Realiza ainda trabalho de investigação nessa faculdade tendo como base o estudo das populações para tentar compreender o que é que faz com que as pessoas fiquem doentes ou não, daí a ligação à epidemiologia, um tema mais que actual (pelas piores razões) nos dias de hoje, mas ao qual não nos podemos furtar.
Desde 16 de Setembro que preside à referida associação representativa dos epidemiologistas, cargo que assumirá nos próximos três anos, tendo-se tornado a primeira mulher nessa função.
Tal facto, levou-nos a solicitar-lhe uma entrevista:
P: Dentro da área da epidemiologia, escolheu alguma vertente em particular?
R: Sim, essencialmente na área da obesidade, a qual mais trabalhei até à chegada desta onda da pandemia, averiguando porque é que se fica obeso, e, por outro lado, quais as suas consequências.
Como surge a presidir à Associação Portuguesa de Epidemiologia?
Na verdade, eu já estou ligada à associação há alguns anos e já exercia o cargo de vice-presidente no mandato anterior, sendo um percurso de vários anos e não repentino, e nas últimas eleições candidatei-me e ganhei.
Onde fica a sede da APE?
Na realidade, oficialmente, é em Lisboa, na Escola Nacional de Saúde Pública, mas presentemente, grande parte do trabalho está concentrado no Porto por estar mais próximo desta direcção.
Nos tempos actuais, com uma pandemia forte em todo o mundo, qual o papel desta associação?

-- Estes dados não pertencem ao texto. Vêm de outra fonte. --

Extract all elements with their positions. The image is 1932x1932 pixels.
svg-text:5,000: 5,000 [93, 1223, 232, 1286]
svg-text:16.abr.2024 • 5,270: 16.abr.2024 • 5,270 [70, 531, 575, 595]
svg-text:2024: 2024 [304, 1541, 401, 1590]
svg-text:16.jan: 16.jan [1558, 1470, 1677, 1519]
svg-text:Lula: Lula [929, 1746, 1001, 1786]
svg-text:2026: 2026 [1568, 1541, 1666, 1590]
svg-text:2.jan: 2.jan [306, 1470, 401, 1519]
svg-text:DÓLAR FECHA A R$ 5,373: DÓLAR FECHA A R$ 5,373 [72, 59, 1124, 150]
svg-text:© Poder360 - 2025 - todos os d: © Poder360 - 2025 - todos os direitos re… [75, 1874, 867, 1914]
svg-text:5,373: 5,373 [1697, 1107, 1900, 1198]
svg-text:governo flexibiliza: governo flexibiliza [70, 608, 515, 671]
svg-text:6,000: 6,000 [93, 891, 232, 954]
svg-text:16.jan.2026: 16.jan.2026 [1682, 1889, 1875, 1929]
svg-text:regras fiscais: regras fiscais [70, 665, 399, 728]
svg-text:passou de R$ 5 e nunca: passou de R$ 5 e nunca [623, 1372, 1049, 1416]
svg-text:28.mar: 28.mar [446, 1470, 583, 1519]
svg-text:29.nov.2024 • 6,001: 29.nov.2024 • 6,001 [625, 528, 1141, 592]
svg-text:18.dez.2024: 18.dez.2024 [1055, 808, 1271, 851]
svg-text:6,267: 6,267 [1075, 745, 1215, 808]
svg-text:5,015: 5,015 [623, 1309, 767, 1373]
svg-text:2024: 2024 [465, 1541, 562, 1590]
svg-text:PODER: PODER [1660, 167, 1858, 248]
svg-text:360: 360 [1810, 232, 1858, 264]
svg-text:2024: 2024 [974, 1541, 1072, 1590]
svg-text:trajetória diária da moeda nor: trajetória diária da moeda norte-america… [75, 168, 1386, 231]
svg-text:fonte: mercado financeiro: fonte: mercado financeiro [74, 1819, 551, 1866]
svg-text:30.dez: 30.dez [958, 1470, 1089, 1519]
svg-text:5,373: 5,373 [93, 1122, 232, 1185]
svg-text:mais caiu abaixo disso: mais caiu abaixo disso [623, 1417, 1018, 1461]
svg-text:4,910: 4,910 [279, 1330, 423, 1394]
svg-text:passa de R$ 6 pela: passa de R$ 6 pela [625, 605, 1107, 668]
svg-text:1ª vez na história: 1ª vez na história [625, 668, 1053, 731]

Somos uma associação científica e o seu papel, essencialmente, é providenciar informação para os seus associados, além de proporcionar formação sempre que necessário, recolha de informação publicada para que estejam mais atentos aos acontecimentos em cada momento, e que é particularmente importante neste momento, porque não estávamos habituados a lidar com doenças novas.
É o caso de uma coisa que só conhecemos há nove ou dez meses e a velocidade das informações novas é muito grande, daí a necessidade de distinguir o que é informação de qualidade ou de menos qualidade e que também é fundamental.
Além de, sempre que nos é pedido, temos dado algum parecer ou suporte a uma câmara, ou um sindicato, por exemplo, que nos pede opinião sobre uma decisão a tomar em relação aos seus associados.
Perante a catadupa de informações diárias que se abatem sobre a cabeça das pessoas - não só aqui, como em todo o mundo -, vocês podem contribuir para esclarecer as inúmeras dúvidas?
Sim, embora a nossa relação não tenha sido directamente com as pessoas, mas com os associados que se encontram mais perto da população e com quem possam falar, porque temos médicos de saúde pública, de medicina geral, matemáticos, pessoas, portanto, de várias formações em contacto mais próximo com as pessoas.
Mas, na realidade, esta tem sido uma tarefa muito difícil, mesmo para os profissionais, face à publicação de muita informação que, por vezes, até parece contraditória, sendo preciso ler nas entrelinhas e perceber uma coisa que nem sempre tem sido muito clarificada, e, às vezes, a mensagem que parece contraditória não o é quanto isso.
O problema é que estamos perante uma doença que evolui muito rapidamente. E, por exemplo, a mensagem que temos de dizer quando anunciamos que temos 400 casos por dia, é oposta da mensagem que temos de dizer quando temos 4.000 casos por dia.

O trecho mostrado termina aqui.